Method 2: The MACD value and Signal value are used for comparison. If the MACD value changes from being lower than the Signal value to higher than the Signal value, then this marks a bullish trend signal. A graph representation would show the MACD line crossing above the Signal line. Conversely, if the MACD value changes from being higher than the Signal value to lower than the Signal value, it marks a bearish trend. The greater the difference between the MACD value and the Signal value the stronger the bullish or bearish signal.
Please note that the MACD algorithmic indicators are considered lagging indicators. The Signal value is the nine time period Exponential Moving Average (EMA); The MACD value is calculated by subtracting the value of a 26 time period EMA from a 12 period EMA value.
Fundamental Analysis and Technical Analysis for Cryptocurrency
Question: Is it better to use Fundamental Analysis or Technical Analysis? Our answer at Quantify Crypto: Using both is best.
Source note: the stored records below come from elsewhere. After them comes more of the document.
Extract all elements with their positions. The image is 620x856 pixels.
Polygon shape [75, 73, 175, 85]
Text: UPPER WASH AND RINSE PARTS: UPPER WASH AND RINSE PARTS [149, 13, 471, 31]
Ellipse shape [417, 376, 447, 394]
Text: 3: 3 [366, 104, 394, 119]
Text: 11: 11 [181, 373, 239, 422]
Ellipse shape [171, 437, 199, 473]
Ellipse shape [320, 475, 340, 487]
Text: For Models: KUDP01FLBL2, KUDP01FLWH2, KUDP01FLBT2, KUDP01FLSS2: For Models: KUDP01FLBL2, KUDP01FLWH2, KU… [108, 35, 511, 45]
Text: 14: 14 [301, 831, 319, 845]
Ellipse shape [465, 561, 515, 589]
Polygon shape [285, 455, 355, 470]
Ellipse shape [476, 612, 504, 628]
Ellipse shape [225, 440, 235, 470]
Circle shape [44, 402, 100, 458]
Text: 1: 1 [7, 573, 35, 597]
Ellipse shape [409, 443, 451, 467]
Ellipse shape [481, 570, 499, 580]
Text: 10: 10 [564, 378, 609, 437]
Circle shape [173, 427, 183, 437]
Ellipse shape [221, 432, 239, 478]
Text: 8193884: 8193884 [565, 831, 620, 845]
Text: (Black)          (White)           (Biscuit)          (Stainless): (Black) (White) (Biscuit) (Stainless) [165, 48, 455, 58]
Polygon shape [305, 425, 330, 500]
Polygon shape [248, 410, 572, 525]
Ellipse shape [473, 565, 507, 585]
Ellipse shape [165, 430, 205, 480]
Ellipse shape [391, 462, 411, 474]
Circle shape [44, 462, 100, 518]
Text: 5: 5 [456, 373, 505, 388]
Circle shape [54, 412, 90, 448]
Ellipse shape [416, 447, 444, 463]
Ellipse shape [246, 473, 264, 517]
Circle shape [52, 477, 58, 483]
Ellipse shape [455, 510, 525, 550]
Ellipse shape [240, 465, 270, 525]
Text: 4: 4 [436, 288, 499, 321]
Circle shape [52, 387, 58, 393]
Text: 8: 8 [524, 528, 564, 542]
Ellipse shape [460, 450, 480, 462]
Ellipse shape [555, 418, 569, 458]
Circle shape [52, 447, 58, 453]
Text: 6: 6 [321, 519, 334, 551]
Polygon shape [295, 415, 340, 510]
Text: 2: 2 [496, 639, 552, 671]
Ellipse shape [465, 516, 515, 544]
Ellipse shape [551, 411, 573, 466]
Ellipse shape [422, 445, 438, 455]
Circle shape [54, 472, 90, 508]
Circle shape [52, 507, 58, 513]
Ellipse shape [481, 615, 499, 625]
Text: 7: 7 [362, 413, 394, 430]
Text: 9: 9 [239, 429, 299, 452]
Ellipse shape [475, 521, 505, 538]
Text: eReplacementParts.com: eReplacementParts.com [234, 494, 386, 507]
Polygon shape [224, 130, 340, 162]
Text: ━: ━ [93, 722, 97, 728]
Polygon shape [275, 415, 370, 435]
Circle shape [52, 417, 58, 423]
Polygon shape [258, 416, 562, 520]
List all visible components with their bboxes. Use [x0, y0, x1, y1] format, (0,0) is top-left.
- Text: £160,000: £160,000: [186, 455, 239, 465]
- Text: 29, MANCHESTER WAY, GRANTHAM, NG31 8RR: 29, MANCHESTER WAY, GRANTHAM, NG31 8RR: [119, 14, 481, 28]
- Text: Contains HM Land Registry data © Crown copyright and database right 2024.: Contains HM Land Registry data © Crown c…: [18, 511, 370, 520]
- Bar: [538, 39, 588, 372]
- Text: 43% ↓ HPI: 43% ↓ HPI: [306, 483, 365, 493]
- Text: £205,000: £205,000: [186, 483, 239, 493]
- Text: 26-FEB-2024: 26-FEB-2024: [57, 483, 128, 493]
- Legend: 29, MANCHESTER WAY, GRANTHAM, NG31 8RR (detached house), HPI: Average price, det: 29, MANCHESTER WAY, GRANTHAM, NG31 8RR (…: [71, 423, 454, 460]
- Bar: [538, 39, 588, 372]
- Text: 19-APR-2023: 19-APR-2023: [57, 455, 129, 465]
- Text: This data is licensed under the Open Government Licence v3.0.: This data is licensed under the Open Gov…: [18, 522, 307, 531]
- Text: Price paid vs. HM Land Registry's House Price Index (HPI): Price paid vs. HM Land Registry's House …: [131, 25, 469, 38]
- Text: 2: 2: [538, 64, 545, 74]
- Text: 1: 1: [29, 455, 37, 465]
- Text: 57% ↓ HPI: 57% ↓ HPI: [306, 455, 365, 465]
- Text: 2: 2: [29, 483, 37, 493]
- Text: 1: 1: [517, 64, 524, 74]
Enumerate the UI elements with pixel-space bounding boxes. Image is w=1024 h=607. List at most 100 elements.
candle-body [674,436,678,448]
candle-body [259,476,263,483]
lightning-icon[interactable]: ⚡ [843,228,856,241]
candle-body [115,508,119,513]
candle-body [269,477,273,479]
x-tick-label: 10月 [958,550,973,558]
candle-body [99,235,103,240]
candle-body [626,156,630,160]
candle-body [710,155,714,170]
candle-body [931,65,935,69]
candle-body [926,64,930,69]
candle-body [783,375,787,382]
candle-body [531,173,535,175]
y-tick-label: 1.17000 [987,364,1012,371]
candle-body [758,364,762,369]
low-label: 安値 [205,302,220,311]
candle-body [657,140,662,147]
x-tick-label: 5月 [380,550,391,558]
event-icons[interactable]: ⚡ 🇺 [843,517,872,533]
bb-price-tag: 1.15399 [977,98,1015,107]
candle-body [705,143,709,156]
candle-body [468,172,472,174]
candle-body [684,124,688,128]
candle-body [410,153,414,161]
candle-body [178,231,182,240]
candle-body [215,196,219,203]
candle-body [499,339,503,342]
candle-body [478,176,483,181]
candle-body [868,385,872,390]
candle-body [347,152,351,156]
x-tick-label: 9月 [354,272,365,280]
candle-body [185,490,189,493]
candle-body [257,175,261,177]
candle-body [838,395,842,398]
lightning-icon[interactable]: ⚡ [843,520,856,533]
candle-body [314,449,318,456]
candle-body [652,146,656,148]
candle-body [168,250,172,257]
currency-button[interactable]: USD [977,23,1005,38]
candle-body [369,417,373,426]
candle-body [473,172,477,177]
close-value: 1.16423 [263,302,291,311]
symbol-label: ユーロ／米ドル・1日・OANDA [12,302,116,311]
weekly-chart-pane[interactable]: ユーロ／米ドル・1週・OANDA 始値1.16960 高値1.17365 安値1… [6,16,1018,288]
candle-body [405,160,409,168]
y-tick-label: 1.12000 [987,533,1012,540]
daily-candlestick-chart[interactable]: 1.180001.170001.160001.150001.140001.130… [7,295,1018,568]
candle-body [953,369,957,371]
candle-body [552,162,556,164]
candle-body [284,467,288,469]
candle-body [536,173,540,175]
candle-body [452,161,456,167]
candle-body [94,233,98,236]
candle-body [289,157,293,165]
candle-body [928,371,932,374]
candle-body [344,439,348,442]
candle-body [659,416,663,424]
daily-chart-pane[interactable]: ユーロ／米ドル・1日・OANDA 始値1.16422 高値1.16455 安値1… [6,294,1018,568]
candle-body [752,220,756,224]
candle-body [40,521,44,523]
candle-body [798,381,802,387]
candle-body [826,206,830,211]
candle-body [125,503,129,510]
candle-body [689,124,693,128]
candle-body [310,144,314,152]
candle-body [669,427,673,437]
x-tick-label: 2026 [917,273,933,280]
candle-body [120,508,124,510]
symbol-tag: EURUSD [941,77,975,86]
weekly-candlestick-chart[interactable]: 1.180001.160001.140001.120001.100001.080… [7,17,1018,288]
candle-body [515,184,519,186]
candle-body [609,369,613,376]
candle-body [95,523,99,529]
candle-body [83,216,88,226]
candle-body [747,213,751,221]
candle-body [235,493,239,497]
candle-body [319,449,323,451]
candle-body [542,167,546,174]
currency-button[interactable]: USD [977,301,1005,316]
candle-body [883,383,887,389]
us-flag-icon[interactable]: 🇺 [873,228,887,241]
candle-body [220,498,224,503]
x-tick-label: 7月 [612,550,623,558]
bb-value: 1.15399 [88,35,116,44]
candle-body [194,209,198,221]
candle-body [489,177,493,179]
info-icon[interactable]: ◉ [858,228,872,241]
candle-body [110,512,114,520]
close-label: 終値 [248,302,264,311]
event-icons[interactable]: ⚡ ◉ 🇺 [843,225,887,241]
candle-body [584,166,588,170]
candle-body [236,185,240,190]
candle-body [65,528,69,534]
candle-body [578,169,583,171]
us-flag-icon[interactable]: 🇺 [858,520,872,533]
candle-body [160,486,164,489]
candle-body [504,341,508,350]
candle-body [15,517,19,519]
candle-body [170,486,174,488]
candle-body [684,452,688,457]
This is especially true for the cryptocurrency market. Compared to stocks traded on regulated exchanges, the companies working on leading cryptocurrency projects are not nearly as well established. Its is best to think of cryptocurrency assets, except for Bitcoin, as part of the venture capital stage. Performing research and execrising due diligence is critical before investing in a start up company. Applying fundamental analysis to a variety of cryptocurrency projects will help prioritize a list of favorable prospects to research further. It is best to apply technical analysis to assets that have passed your fundamental analysis screening.
Technical Analysis works best for cryptocurrency assets with higher liquidity, higher volume and trading on multiple exchanges. Today, there are over 2,000 cryptocurrency assets that are traded globally. Many of these assets do not have the necessary volume to support informative technical analysis. The Quantify Crypto platform currently focuses on 125 digital assets that meet higher liquidity and trading volume standards.